Talk then moved to the topic of pacifiers and finger sucking. I hate pacifiers/dummies, whatever you want to call them for several reasons;
1) the child is at the mercy of the adult. The adult decides when they put them in, then, a year or so later, when the child has learnt to be dependant on them, they adult decides to take them away.
2) if it falls out, the child usually doesn’t have the ability to understand where it went so becomes unsettled until the adult settles them by putting it back in their mouth
3) it stops a child from babbling, cooing, and making facial expressions, all key tasks to accomplish for the social world of humans.
When a child is allowed to suck their own fingers, the child decides when, how long for, and which ones they wish to suck. If they are upset, they can comfort and settle themselves, and they usually take them out when they play because they need both hands for moving and manipulation. With a pacifier, it doesn’t always come out when they’re playing. We talked about what happens when a child is sucking their fingers for many years; we discussed why this would be. Sucking fingers is used for comforting, then there must be something else going on for a child in another area of their life. There is something unsettling them. We need to look at the whole child and what is going on for them in all of their life and what can we change to help the child feel more settled.
We talked a bit about how and why children first grab. I won’t go into this, because it is late and I cannot concentrate anymore, however I will say that it is not sure if grabbing happens because a child is interested in the object, or because there is still the grabbing reflex from birth, and this reflex is initiated when the child makes a random movement at an object. However, through observation there is a time when you can clearly conclude that a child is intends to grab that object.
After course Alex the translator dropped three of us up to a look out point to see over the Buda side of Budapest. We walked for what seemed like ages, then discovered the look out point; a castle style building which we could climb and see the whole city. I won’t upload the video, but here are some photos.

Stairs up to the lookout.

Alex (one of the other students) and I nearly at the lookout tower

The lookout tower János hill 527m above sea level, and a mission of a hill to climb (as you could probably tell from those steps)

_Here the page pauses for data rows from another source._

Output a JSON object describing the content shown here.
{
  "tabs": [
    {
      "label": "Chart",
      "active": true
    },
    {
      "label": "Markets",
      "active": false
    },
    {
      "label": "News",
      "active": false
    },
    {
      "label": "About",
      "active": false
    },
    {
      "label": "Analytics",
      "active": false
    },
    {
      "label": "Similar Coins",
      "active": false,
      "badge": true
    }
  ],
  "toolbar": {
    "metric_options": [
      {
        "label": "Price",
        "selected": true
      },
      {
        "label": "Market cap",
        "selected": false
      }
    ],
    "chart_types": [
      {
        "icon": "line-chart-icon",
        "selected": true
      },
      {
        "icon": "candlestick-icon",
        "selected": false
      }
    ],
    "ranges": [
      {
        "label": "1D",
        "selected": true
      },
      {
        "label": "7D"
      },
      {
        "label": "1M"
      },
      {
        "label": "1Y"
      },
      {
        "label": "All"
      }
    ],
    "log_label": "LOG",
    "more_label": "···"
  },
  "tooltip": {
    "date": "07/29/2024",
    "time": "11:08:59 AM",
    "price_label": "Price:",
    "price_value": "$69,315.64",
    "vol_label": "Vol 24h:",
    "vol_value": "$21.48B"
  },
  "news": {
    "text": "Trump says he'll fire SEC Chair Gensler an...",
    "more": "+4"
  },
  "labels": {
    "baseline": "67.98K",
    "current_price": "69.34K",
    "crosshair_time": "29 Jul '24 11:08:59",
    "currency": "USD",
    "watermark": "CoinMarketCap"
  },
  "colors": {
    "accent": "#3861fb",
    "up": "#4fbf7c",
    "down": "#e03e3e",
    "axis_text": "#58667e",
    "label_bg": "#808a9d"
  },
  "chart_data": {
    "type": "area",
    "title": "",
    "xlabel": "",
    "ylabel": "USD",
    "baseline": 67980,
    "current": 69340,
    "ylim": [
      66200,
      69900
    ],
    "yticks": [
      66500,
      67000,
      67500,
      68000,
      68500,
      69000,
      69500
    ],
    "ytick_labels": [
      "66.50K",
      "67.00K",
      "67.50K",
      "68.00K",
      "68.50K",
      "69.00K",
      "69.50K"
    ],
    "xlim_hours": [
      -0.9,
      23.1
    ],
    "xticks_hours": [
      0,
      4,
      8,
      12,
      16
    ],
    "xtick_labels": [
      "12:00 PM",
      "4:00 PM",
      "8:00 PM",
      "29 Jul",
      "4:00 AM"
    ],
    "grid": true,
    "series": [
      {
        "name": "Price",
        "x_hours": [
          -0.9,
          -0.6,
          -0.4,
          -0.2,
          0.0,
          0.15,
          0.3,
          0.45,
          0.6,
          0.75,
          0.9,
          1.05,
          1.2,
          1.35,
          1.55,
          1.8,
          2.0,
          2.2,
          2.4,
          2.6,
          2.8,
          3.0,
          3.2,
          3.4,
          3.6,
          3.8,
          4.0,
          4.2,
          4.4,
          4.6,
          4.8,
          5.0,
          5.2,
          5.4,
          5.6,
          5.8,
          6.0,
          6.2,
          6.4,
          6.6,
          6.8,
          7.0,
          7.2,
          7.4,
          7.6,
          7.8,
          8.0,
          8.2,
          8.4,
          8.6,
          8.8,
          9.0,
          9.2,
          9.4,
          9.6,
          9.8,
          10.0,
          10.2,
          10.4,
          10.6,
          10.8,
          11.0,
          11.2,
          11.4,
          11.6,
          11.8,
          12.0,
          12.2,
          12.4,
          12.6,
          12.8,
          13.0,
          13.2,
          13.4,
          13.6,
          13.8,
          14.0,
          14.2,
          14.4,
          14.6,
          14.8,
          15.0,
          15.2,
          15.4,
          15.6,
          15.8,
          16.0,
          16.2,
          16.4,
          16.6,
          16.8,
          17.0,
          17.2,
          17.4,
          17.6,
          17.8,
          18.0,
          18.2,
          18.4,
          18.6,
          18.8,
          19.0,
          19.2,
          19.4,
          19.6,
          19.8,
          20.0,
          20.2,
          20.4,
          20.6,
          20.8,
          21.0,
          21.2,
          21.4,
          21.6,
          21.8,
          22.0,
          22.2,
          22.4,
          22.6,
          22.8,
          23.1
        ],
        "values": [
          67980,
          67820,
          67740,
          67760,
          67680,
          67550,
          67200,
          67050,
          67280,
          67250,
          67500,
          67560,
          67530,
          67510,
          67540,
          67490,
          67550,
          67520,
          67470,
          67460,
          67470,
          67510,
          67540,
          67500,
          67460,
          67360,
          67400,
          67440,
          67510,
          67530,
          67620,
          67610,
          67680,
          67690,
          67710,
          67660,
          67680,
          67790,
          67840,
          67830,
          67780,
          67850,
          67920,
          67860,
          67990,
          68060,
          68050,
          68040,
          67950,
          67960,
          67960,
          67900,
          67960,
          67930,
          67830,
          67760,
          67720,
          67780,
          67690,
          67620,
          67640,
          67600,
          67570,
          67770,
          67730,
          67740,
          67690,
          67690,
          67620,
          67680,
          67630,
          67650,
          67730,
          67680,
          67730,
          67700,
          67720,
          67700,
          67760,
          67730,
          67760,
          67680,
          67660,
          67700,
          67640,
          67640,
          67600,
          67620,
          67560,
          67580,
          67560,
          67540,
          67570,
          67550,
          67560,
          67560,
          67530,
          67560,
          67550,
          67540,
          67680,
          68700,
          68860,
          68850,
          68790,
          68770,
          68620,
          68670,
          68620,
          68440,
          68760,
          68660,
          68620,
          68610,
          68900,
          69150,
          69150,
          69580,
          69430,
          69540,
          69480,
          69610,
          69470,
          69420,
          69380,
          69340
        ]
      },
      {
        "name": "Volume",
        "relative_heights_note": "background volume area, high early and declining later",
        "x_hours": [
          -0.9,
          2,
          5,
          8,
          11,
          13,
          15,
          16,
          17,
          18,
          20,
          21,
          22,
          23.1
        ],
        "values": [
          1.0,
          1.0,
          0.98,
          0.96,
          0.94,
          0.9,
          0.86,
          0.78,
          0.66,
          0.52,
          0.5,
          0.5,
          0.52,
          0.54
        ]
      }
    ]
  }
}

Climbing the stairs into the tower

Parliment buildings on the river Danube

Looking through the tower

Valley on the other side of the hill, this township is not Budapest, but a neighbouring village.

Me on top of the tower, overlooking Budapest
We talked a lot about the differences in the recognition of childcare in our different countries – one from Tampa Florida (Alex – whose a RIE associate), one from Germany/China (the one I was with last night). They were amazed at how far ahead New Zealand is in terms of acknowledgement of early childhood as a profession, not just babysitters, and how we have diploma’s, degrees, and doctorate courses that reflect this.
Now it is late. There is a youth group acting up downstairs, so I’m not sure how long it will take me to get to sleep tonight. I hope not long, because I am awefully tired. Hopefully I’m tired enough that noise will not be a problem.
Current Mood:
artistic
Tags: Budapest, Early Childhood, Pikler, RIE
sprokes_blog
Im gettin to relive my time in Budapeast again through your pics! its weird for me that it was exactly a year ago when i was there.
I thought that it must have been a similar time that you were here. Where shall I go?